U.S. Doctors Less Likely Than Global Peers To Cite Benefits of Health IT

U.S. physicians are less likely than doctors in other countries to report expected benefits from using health IT, according to an international survey by Accenture, Healthcare IT News reports.

For the survey -- which was conducted between August and September of 2011 -- researchers polled more than 3,700 physicians in eight countries about their perceptions of health IT. The eight countries are:

  • Australia;
  • Canada;
  • England;
  • France;
  • Germany;
  • Singapore;
  • Spain; and
  • The U.S.

Comparing U.S. With Other Countries

The survey found that 45% of U.S. physicians said health IT would improve diagnostic decisions, the lowest rate among the eight nations surveyed. Among all respondents, 61% said health IT would improve diagnostic decisions.

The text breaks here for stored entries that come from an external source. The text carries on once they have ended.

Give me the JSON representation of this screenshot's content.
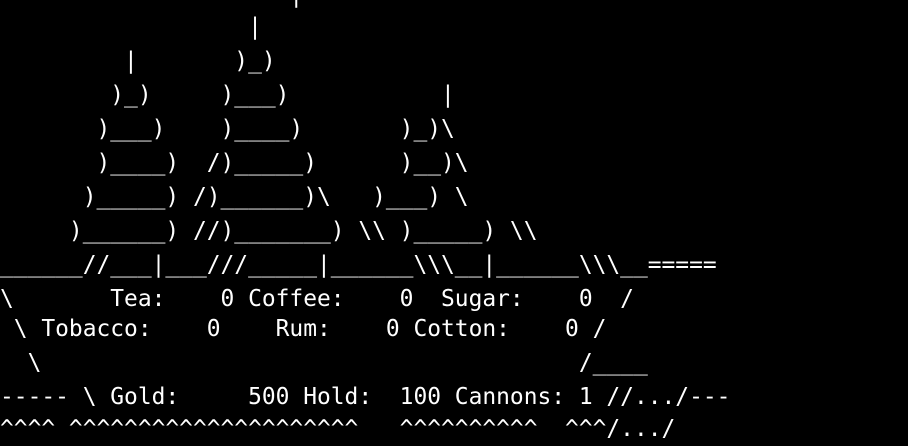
{
  "screen": {
    "background": "#000000",
    "foreground": "#ffffff",
    "lines": [
      "                     |",
      "                  |",
      "         |       )_)",
      "        )_)     )___)           |",
      "       )___)    )____)       )_)\\",
      "       )____)  /)_____)      )__)\\",
      "      )_____) /)______)\\   )___) \\",
      "     )______) //)_______) \\\\ )_____) \\\\",
      "______//___|___///_____|______\\\\\\__|______\\\\\\__=====",
      "\\       Tea:    0 Coffee:    0  Sugar:    0  /",
      " \\ Tobacco:    0    Rum:    0 Cotton:    0 /",
      "  \\                                       /____",
      "----- \\ Gold:     500 Hold:  100 Cannons: 1 //.../---",
      "^^^^ ^^^^^^^^^^^^^^^^^^^^^   ^^^^^^^^^^  ^^^/.../"
    ]
  },
  "cargo": {
    "tea": 0,
    "coffee": 0,
    "sugar": 0,
    "tobacco": 0,
    "rum": 0,
    "cotton": 0
  },
  "status": {
    "gold": 500,
    "hold": 100,
    "cannons": 1
  }
}
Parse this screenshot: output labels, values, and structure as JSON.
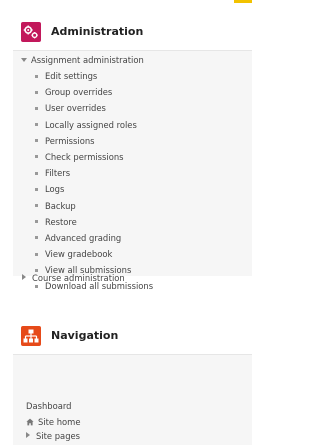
{
  "colors": {
    "admin_icon_bg": "#c2185b",
    "nav_icon_bg": "#e64a19",
    "block_bg": "#f6f6f6"
  },
  "admin": {
    "title": "Administration",
    "icon": "gears-icon",
    "section_label": "Assignment administration",
    "items": [
      "Edit settings",
      "Group overrides",
      "User overrides",
      "Locally assigned roles",
      "Permissions",
      "Check permissions",
      "Filters",
      "Logs",
      "Backup",
      "Restore",
      "Advanced grading",
      "View gradebook",
      "View all submissions",
      "Download all submissions"
    ],
    "course_admin_label": "Course administration"
  },
  "navigation": {
    "title": "Navigation",
    "icon": "sitemap-icon",
    "dashboard_label": "Dashboard",
    "site_home_label": "Site home",
    "site_pages_label": "Site pages"
  }
}
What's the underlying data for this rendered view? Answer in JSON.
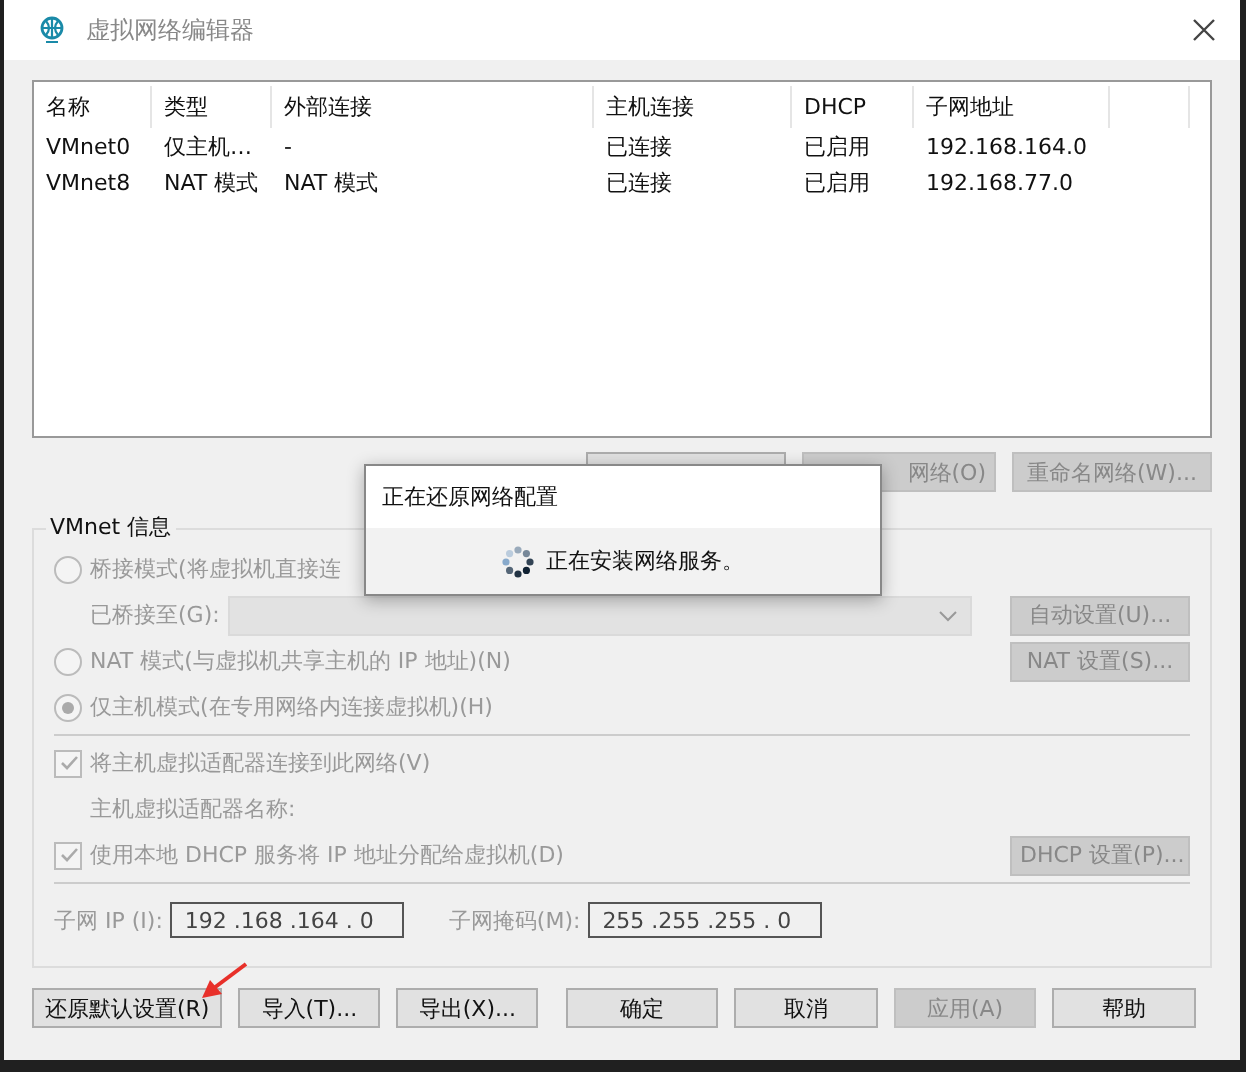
{
  "window": {
    "title": "虚拟网络编辑器"
  },
  "network_list": {
    "columns": [
      "名称",
      "类型",
      "外部连接",
      "主机连接",
      "DHCP",
      "子网地址"
    ],
    "rows": [
      {
        "cells": [
          "VMnet0",
          "仅主机…",
          "-",
          "已连接",
          "已启用",
          "192.168.164.0"
        ]
      },
      {
        "cells": [
          "VMnet8",
          "NAT 模式",
          "NAT 模式",
          "已连接",
          "已启用",
          "192.168.77.0"
        ]
      }
    ]
  },
  "list_buttons": [
    {
      "disabled": false
    },
    {
      "label": "网络(O)",
      "disabled": true
    },
    {
      "label": "重命名网络(W)...",
      "disabled": true
    }
  ],
  "vmnet_info": {
    "title": "VMnet 信息",
    "bridge_mode": {
      "label": "桥接模式(将虚拟机直接连",
      "selected": false,
      "disabled": true
    },
    "bridged_to": {
      "label": "已桥接至(G):",
      "disabled": true
    },
    "auto_settings_button": {
      "label": "自动设置(U)...",
      "disabled": true
    },
    "nat_mode": {
      "label": "NAT 模式(与虚拟机共享主机的 IP 地址)(N)",
      "selected": false,
      "disabled": true
    },
    "nat_settings_button": {
      "label": "NAT 设置(S)...",
      "disabled": true
    },
    "host_only_mode": {
      "label": "仅主机模式(在专用网络内连接虚拟机)(H)",
      "selected": true,
      "disabled": true
    },
    "connect_adapter": {
      "label": "将主机虚拟适配器连接到此网络(V)",
      "checked": true,
      "disabled": true
    },
    "adapter_name_label": "主机虚拟适配器名称:",
    "use_dhcp": {
      "label": "使用本地 DHCP 服务将 IP 地址分配给虚拟机(D)",
      "checked": true,
      "disabled": true
    },
    "dhcp_settings_button": {
      "label": "DHCP 设置(P)...",
      "disabled": true
    },
    "subnet_ip": {
      "label": "子网 IP (I):",
      "value": "192 .168 .164 . 0"
    },
    "subnet_mask": {
      "label": "子网掩码(M):",
      "value": "255 .255 .255 . 0"
    }
  },
  "bottom_buttons": [
    {
      "label": "还原默认设置(R)",
      "disabled": false
    },
    {
      "label": "导入(T)...",
      "disabled": false
    },
    {
      "label": "导出(X)...",
      "disabled": false
    },
    {
      "label": "确定",
      "disabled": false
    },
    {
      "label": "取消",
      "disabled": false
    },
    {
      "label": "应用(A)",
      "disabled": true
    },
    {
      "label": "帮助",
      "disabled": false
    }
  ],
  "progress_dialog": {
    "title": "正在还原网络配置",
    "message": "正在安装网络服务。"
  }
}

The survey also found that:

  • 47% of U.S. physicians said health IT has helped improve the quality of treatment decisions, compared with the survey-wide average of 61%; and
  • 45% of U.S. physicians reported that technology leads to improved health outcomes for patients, compared with the survey-wide average of 59%.

Rick Ratliff -- global lead for Accenture Connected Health Services -- said the survey suggests that "more needs to be done to bridge the disconnect between physician perceptions and the U.S. federal government's goal of increasing the adoption of meaningful use standards."

Under the 2009 federal economic stimulus package, health care providers who demonstrate meaningful use of certified electronic health record systems can qualify for Medicaid and Medicare incentive payments.

Global Findings

According to the study, most doctors in all countries surveyed believe that health IT provides some common benefits, such as:

  • Better access to quality data for research;
  • Improved care coordination; and
  • Reduced medical errors.

Researchers also noted that physicians who routinely use health IT tools rated the overall benefits higher than physicians who use health IT tools less often (Monegain, Healthcare IT News, 1/10).